Today’s daf (Beitzah 5a) invokes the halachic principle that כל דבר שבמניין צריך מניין אחר להתירו – ‘any formal halachic decision which has been decided upon by a group of Sages requires a further group of Sages to revoke that decision’. In fact, the Gemara then cites biblical support for this principle from the fact that God commanded the Jewish people to return to their tents after Matan Torah (see Devarim 5:27), having previously commanded the men and women to separate prior to Matan Torah (see Shemot 19:15).
What this teaches us is that once a deliberate decision has been made – either to do something specific or to cease from doing something specific – a further deliberate decision must be made to palpably alter the status quo, meaning that we cannot simply rely on time, or hope, for things to meaningfully and substantially change.

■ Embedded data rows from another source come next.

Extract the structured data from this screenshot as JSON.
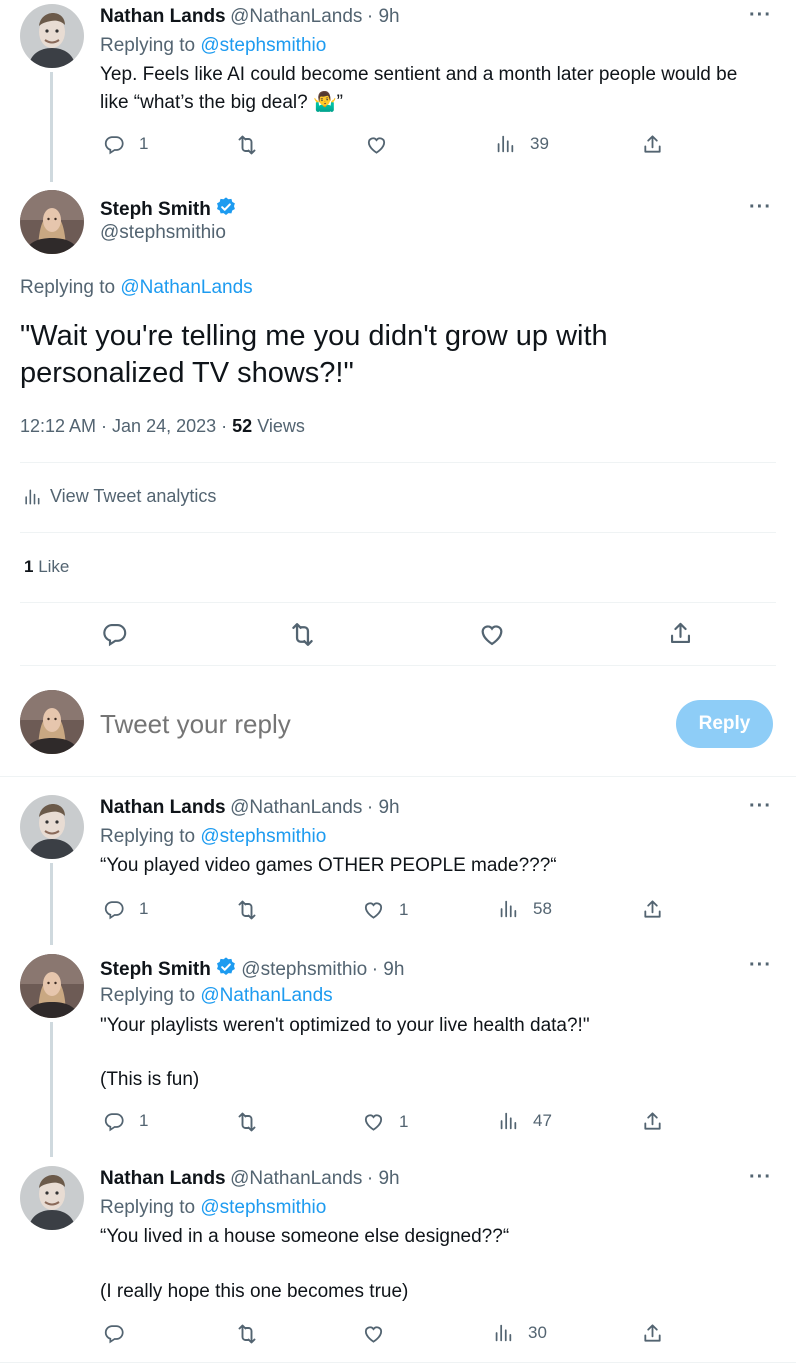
{
  "tweets": {
    "t1": {
      "name": "Nathan Lands",
      "handle": "@NathanLands",
      "time": "· 9h",
      "replying_prefix": "Replying to",
      "replying_to": "@stephsmithio",
      "line1": "Yep. Feels like AI could become sentient and a month later people would be",
      "line2_pre": "like “what’s the big deal? ",
      "line2_emoji": "🤷‍♂️",
      "line2_post": "”",
      "replies": "1",
      "views": "39"
    },
    "main": {
      "name": "Steph Smith",
      "handle": "@stephsmithio",
      "replying_prefix": "Replying to",
      "replying_to": "@NathanLands",
      "text_line1": "\"Wait you're telling me you didn't grow up with",
      "text_line2": "personalized TV shows?!\"",
      "timestamp": "12:12 AM · Jan 24, 2023 ·",
      "views_count": "52",
      "views_label": "Views",
      "analytics_label": "View Tweet analytics",
      "likes_count": "1",
      "likes_label": "Like"
    },
    "compose": {
      "placeholder": "Tweet your reply",
      "reply_button": "Reply"
    },
    "t2": {
      "name": "Nathan Lands",
      "handle": "@NathanLands",
      "time": "· 9h",
      "replying_prefix": "Replying to",
      "replying_to": "@stephsmithio",
      "text": "“You played video games OTHER PEOPLE made???“",
      "replies": "1",
      "likes": "1",
      "views": "58"
    },
    "t3": {
      "name": "Steph Smith",
      "handle": "@stephsmithio",
      "time": "· 9h",
      "replying_prefix": "Replying to",
      "replying_to": "@NathanLands",
      "text1": "\"Your playlists weren't optimized to your live health data?!\"",
      "text2": "(This is fun)",
      "replies": "1",
      "likes": "1",
      "views": "47"
    },
    "t4": {
      "name": "Nathan Lands",
      "handle": "@NathanLands",
      "time": "· 9h",
      "replying_prefix": "Replying to",
      "replying_to": "@stephsmithio",
      "text1": "“You lived in a house someone else designed??“",
      "text2": "(I really hope this one becomes true)",
      "views": "30"
    }
  },
  "more_label": "···",
  "colors": {
    "accent": "#1d9bf0",
    "secondary": "#536471",
    "reply_button": "#8ecdf7"
  }
}
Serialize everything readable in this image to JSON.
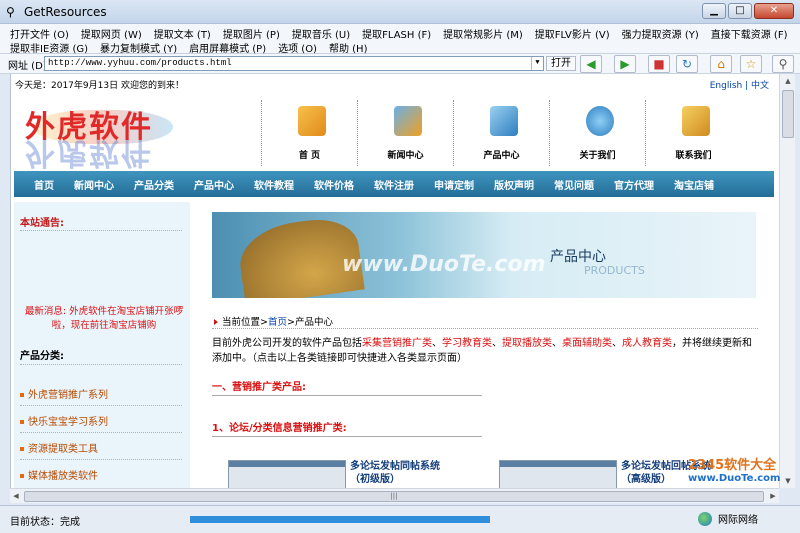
{
  "window": {
    "title": "GetResources"
  },
  "menu": {
    "row1": [
      "打开文件 (O)",
      "提取网页 (W)",
      "提取文本 (T)",
      "提取图片 (P)",
      "提取音乐 (U)",
      "提取FLASH (F)",
      "提取常规影片 (M)",
      "提取FLV影片 (V)",
      "强力提取资源 (Y)",
      "直接下载资源 (F)"
    ],
    "row2": [
      "提取非IE资源 (G)",
      "暴力复制模式 (Y)",
      "启用屏幕模式 (P)",
      "选项 (O)",
      "帮助 (H)"
    ]
  },
  "address": {
    "label": "网址 (D)",
    "url": "http://www.yyhuu.com/products.html",
    "go_label": "打开"
  },
  "page": {
    "greeting": "今天是：2017年9月13日 欢迎您的到来！",
    "lang": "English | 中文",
    "logo_text": "外虎软件",
    "top_nav": [
      {
        "label": "首 页",
        "icon": "home-icon",
        "color": "#f0a530"
      },
      {
        "label": "新闻中心",
        "icon": "news-icon",
        "color": "#3d86c6"
      },
      {
        "label": "产品中心",
        "icon": "computer-icon",
        "color": "#4fa3d6"
      },
      {
        "label": "关于我们",
        "icon": "globe-icon",
        "color": "#47a0d8"
      },
      {
        "label": "联系我们",
        "icon": "people-icon",
        "color": "#e8b23a"
      }
    ],
    "nav": [
      "首页",
      "新闻中心",
      "产品分类",
      "产品中心",
      "软件教程",
      "软件价格",
      "软件注册",
      "申请定制",
      "版权声明",
      "常见问题",
      "官方代理",
      "淘宝店铺"
    ],
    "sidebar": {
      "notice_title": "本站通告:",
      "news": "最新消息: 外虎软件在淘宝店铺开张啰啦，现在前往淘宝店铺购",
      "category_title": "产品分类:",
      "categories": [
        "外虎营销推广系列",
        "快乐宝宝学习系列",
        "资源提取类工具",
        "媒体播放类软件"
      ]
    },
    "banner": {
      "watermark": "www.DuoTe.com",
      "title": "产品中心",
      "subtitle": "PRODUCTS"
    },
    "breadcrumb": {
      "prefix": "当前位置>",
      "home": "首页",
      "sep": ">",
      "current": "产品中心"
    },
    "intro": {
      "lead": "目前外虎公司开发的软件产品包括",
      "links": [
        "采集营销推广类",
        "学习教育类",
        "提取播放类",
        "桌面辅助类",
        "成人教育类"
      ],
      "tail": "，并将继续更新和添加中。（点击以上各类链接即可快捷进入各类显示页面）"
    },
    "section1": "一、营销推广类产品:",
    "section2": "1、论坛/分类信息营销推广类:",
    "products": [
      {
        "name": "多论坛发帖同帖系统",
        "edition": "（初级版）"
      },
      {
        "name": "多论坛发帖回帖系统",
        "edition": "（高级版）"
      }
    ]
  },
  "watermark": {
    "line1": "2345软件大全",
    "line2": "www.DuoTe.com"
  },
  "status": {
    "text": "目前状态：完成",
    "progress_pct": 100,
    "zone": "网际网络"
  }
}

The problem, however, is that this is what so many of us do. We wait for change, and we hope for change. Yet we often ignore the fact that change – and especially meaningful and substantial changes – only comes when we deliberately will them to do so.
Therefore, as we approach Rosh Hashanah and look ahead to the coming year, it is important to remember that what we hope to feature in the coming year is only likely to occur if we make it so and if we will it so, and that for choices to be long lasting, they generally need to be things that we deliberately invite into our lives.
Significantly, though many think that a major message of Rosh Hashanah concerns repentance and focusing on our past, we do not recite the viduy (confession) on Rosh Hashanah, and this prompted HaRav Jakobovits to remark that ‘Shakespeare may assert ‘All’s well that ends well’ [but] Judaism maintains that all is well that begins well… for this reason there is no recital of confession of sins on Rosh Hashanah. Sin has no part in the resolutions for the year ahead. The New Year is not a review; it is, rather, a preview.’
Thus, on Rosh Hashanah we are meant to preview what we hope our coming year will be like. And when we do so, it is important to consider that if we want some aspects of our life to change from last year to this, we must deliberately will them to do so.